On June 8, Representatives Simpson (R-ID) and Schrader (D-OR), introduced the Wildfire Disaster Funding Act of 2017 (H.R. 2862).  The bill would change the way the federal government pays for the worst wildfires – and end the damaging practice of fire borrowing – taking funds from non-fire activities mid-year to pay for fire suppression.  The effect has been shrinking and shifting budgets from management and recreation activities to wildfire suppression. In 2016, the total cost for fire suppression to the Federal Government topped out at $2 nearly billion.  With 100 million Americans now in the ‘wildland urban interface,’ the risks to property and lives from wildfires is ever greater.  In 2016, more than 3,000 homes and structures were destroyed by wildfires.

In the last two decades, fire suppression has ballooned from approximately 15 percent of the Forest Service’s budget to more than 50 percent of the overall budget.

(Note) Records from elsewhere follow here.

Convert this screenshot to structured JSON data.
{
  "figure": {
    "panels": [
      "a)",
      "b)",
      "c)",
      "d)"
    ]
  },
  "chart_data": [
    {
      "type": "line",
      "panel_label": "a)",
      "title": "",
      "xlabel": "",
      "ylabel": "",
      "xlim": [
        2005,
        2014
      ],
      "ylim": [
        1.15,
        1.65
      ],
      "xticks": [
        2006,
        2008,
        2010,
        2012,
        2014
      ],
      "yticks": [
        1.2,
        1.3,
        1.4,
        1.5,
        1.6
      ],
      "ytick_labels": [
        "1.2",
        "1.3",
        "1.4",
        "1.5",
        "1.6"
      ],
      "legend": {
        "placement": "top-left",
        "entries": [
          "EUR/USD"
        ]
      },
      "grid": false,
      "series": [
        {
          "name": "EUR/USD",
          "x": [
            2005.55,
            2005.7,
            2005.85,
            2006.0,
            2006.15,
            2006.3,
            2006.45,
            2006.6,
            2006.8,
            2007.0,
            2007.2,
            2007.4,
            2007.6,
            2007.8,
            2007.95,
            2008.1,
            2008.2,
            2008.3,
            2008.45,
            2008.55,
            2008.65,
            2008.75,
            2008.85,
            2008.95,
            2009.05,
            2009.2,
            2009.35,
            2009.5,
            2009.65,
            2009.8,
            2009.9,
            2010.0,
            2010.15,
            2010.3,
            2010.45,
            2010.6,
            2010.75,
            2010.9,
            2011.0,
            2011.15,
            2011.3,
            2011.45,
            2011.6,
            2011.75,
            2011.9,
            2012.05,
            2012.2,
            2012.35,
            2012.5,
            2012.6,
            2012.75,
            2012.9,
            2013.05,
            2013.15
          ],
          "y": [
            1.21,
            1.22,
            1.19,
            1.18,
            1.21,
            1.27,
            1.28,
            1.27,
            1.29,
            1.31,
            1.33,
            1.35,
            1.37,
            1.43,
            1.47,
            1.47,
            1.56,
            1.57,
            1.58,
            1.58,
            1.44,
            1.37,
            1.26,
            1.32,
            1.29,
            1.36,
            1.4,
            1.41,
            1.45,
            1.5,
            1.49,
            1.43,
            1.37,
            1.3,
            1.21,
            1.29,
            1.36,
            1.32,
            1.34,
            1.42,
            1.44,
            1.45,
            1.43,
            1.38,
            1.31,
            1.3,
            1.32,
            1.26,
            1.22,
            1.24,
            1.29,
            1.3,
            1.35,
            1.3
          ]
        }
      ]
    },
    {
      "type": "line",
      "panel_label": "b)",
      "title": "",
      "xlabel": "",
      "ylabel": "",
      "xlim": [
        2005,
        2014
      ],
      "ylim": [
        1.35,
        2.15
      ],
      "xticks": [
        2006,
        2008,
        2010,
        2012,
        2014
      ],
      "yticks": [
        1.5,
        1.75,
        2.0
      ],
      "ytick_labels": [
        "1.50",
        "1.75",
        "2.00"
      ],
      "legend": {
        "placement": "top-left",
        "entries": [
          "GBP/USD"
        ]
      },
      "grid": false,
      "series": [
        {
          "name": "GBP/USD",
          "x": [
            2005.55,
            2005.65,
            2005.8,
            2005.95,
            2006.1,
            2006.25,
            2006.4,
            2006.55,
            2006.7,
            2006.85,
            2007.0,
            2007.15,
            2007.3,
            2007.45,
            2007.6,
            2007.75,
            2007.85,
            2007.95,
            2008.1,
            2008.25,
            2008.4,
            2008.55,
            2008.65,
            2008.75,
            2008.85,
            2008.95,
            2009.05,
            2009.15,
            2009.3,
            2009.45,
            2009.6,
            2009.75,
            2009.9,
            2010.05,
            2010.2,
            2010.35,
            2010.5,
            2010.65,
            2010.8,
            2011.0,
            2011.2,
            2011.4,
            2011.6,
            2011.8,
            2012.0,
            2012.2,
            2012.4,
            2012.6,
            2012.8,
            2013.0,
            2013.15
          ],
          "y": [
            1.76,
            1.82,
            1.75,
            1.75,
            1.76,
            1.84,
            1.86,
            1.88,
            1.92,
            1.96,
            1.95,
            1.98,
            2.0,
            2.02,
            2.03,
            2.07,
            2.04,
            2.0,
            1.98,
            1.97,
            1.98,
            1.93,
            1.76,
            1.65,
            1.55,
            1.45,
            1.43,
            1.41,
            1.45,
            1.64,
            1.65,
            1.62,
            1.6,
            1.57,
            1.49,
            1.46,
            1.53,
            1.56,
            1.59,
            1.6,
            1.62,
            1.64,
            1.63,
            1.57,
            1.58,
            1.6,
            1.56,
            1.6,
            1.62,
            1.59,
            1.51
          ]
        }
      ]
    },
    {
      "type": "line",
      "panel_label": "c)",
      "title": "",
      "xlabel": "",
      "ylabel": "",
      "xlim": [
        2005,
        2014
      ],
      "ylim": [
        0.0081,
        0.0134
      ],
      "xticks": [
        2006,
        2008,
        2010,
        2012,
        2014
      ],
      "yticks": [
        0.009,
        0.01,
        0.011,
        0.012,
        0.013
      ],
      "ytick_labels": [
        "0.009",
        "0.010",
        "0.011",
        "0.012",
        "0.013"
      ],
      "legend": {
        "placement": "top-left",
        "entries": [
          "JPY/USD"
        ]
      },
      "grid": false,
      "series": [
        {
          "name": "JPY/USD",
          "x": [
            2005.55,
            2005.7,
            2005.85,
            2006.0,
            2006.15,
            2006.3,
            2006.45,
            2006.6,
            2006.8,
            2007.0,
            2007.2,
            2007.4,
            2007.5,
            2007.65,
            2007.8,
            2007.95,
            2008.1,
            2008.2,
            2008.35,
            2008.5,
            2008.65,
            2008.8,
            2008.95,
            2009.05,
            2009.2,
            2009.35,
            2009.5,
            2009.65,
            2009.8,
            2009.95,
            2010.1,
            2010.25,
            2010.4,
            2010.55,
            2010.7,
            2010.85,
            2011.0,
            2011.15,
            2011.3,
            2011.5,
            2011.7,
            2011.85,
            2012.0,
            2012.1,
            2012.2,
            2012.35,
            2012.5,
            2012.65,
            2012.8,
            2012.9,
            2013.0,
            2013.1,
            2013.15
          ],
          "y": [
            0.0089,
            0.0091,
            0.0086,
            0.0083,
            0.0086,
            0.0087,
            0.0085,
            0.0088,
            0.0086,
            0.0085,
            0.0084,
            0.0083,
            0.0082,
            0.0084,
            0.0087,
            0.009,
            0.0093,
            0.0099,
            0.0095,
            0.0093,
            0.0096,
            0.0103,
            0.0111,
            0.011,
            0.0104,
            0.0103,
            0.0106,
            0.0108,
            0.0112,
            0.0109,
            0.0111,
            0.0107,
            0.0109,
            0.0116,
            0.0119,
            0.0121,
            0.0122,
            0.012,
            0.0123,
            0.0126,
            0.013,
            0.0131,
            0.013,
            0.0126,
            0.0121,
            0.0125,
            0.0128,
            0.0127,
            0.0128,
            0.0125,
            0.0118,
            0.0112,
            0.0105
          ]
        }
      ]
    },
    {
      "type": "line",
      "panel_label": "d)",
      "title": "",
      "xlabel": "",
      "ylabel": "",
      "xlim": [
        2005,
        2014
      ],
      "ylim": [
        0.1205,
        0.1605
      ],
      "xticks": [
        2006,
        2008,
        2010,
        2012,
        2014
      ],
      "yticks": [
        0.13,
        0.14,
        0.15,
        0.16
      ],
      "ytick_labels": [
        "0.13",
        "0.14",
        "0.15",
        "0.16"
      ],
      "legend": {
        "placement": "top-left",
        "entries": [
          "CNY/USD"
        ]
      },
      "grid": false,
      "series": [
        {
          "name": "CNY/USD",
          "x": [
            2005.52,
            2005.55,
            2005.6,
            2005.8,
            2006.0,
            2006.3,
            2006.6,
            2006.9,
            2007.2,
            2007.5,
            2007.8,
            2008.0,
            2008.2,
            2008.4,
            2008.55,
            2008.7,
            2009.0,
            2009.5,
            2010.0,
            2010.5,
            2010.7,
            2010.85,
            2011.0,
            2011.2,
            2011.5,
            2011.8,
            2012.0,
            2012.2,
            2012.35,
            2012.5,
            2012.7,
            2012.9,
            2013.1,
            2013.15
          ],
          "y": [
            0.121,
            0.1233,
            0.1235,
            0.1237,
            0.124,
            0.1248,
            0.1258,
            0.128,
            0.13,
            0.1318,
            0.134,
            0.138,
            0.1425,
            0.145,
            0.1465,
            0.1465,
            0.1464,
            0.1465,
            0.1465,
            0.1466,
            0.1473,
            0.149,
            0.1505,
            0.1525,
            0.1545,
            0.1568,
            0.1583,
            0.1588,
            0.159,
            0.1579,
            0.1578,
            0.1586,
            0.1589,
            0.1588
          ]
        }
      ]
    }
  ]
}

The reason is two-fold, climate change is causing hotter and drier conditions, and more people living in the wildland urban interface means more fires have to be suppressed.  The result is overstocked forests that are literal tinderboxes.

If nothing is done to address fire borrowing, fire suppression activities could balloon to 70 percent of the Forest Service’s total budget by 2025. The U.S. Forest Service, forestry, environmental and labor groups have been seeking the change for several years (EESI is a supporting member of the Partner Caucus on Fire Suppression Funding Solutions). The new bill attempts to address previous concerns from lawmakers that creating a separate disaster cap for wildfires is akin to writing the U.S. Forest Service a “blank check.”   The new bill would:

Fund 100 percent of the 2015 fire suppression level (as opposed to 70 percent), which freezes the 10-year average and stabilizes funding levels (a major concern of some lawmakers),
Fund wildfire suppression costs above the 10-year average out of a separate disaster cap,
Have the Forest Service report funding levels each year as well as provide budgetary forecasts, to better estimate funding needs.

According to Representative Simpson (R-ID), “I have seen the cost of wildfires in Idaho and the impacts it has on our forests when funds that are planned for forest management are used to fight wildfires… It is time to acknowledge that catastrophic wildfires should be funded like natural disasters so we can ensure that land managers have the resources they need to properly manage forests.”